What are the reactions of the public? Is there a a big difference between the countries where you perform? They can pay as much or as less as they want to see the performance. Has the crisis made people more greedy?
Of course there are differences. Because of our straightforward attitude the audience in the Western Europe can be really suspicious and distrustful at the beginning; it’s trying to discover what’s hidden behind all we’re doing, maybe expects some ugly manipulation or something similar, while the Balkan audience enjoys this attitude and usually immediately grabs the opportunity not to be formal. I’ve noticed that money is more a pride issue than a greed problem, because of the displacement of values I’ve mentioned before. We all are aware that our relation to money can quickly disclose what kind of persons we are. Generally people do not want to risk this disclosure in the open relation we are offering – to fix their own price for the performance they came to see. Usually they pay around average price for the ticket they’re used to pay. Crisis makes people passive; they know that this is not their game. It is a big lecture about greed of the system, people; I’m angry knowing that we will all pay for it, but not to get rid of it, no, to save it, to preserve it. It’s definitely a greed story.

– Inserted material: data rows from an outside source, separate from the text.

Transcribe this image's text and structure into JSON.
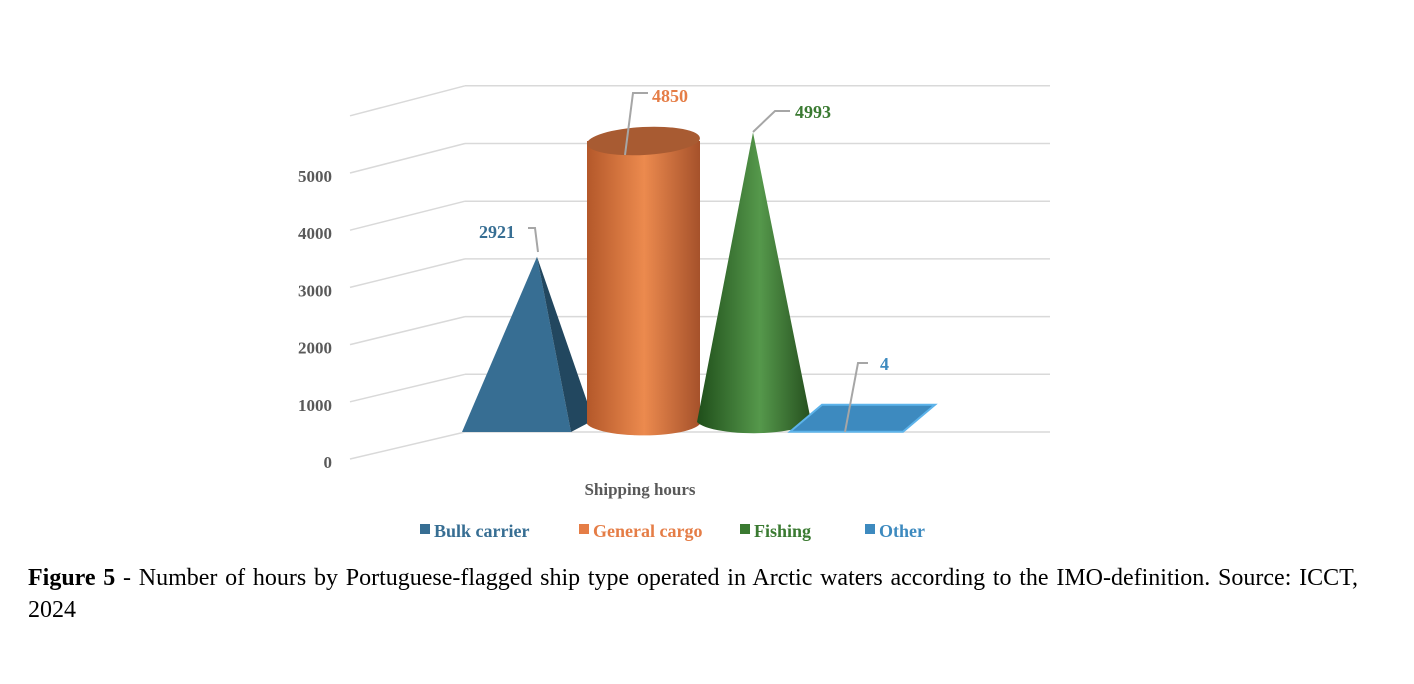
{
  "chart_data": {
    "type": "bar",
    "style": "3d",
    "categories": [
      "Shipping hours"
    ],
    "xlabel": "Shipping hours",
    "ylabel": "",
    "ylim": [
      0,
      6000
    ],
    "yticks": [
      "0",
      "1000",
      "2000",
      "3000",
      "4000",
      "5000"
    ],
    "grid": true,
    "legend_position": "bottom",
    "series": [
      {
        "name": "Bulk carrier",
        "values": [
          2921
        ],
        "shape": "pyramid",
        "color": "#376E93",
        "label": "2921"
      },
      {
        "name": "General cargo",
        "values": [
          4850
        ],
        "shape": "cylinder",
        "color": "#E57D46",
        "label": "4850"
      },
      {
        "name": "Fishing",
        "values": [
          4993
        ],
        "shape": "cone",
        "color": "#3A7A31",
        "label": "4993"
      },
      {
        "name": "Other",
        "values": [
          4
        ],
        "shape": "box",
        "color": "#3D8ABF",
        "label": "4"
      }
    ]
  },
  "caption": {
    "figure_label": "Figure 5",
    "text": " - Number of hours by Portuguese-flagged ship type operated in Arctic waters according to the IMO-definition. Source: ICCT, 2024"
  }
}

Can you give some examples of reactions from the public that really amazed you in either a good or a bad way?
My standpoint is that public reacts according to a deal you’re offering. There’s always a kind of an agreement or a silent contract in the theatre. If sometimes I was disappointed about audiences’ reaction then I was disappointed about myself, because I recognized that what we were offering was not interesting or good enough for them to accept it. I never underestimate the audience. We’ve learned that people are ready for things beyond our imagination if you find a way to approach them. While we were working on performance OUT (2008) we decided that the audience should be the one who stopped the performance (not us) and that we would stay on the stage until they left the theatre. It was the performance about pride, the last of the 7 deadly sins series. So we decided to play “fetch and bring” dog game with the audience: performers were on their knees, half of them naked, barking and throwing the ball to the audience, going wild if somebody hesitated not to throw it back on the stage. We expected that audience would be amused at the beginning but also bored quite quickly with this game, and that they would stop after some time. But even if they were bored they threw the ball back to us, because that was the rule. Nobody wanted to stop. We’ve made lots of different changes in the performance in order to give the audience good reasons to stop it and leave the theatre, but after 10 performances it was clear that we had to change the rule: in the middle of this dog play one performer asked the audience not to throw the ball anymore, while dogs were going mad asking for the ball. After we gave the audience a clear chance to decide, the game started to be fight we were looking for.
After seven years of ‘Via Negativa’, you’re now working on ‘Via Nova’. What is it about?
After seven years of researching the relations between a viewer and a performer we’ve returned back to the beginning to use materials from this period and to work on them all over again in order to find new ways to do it. We’re moving from questions of ethics of creation towards questions of aesthetics of creation. That’s why we call this project Via Nova.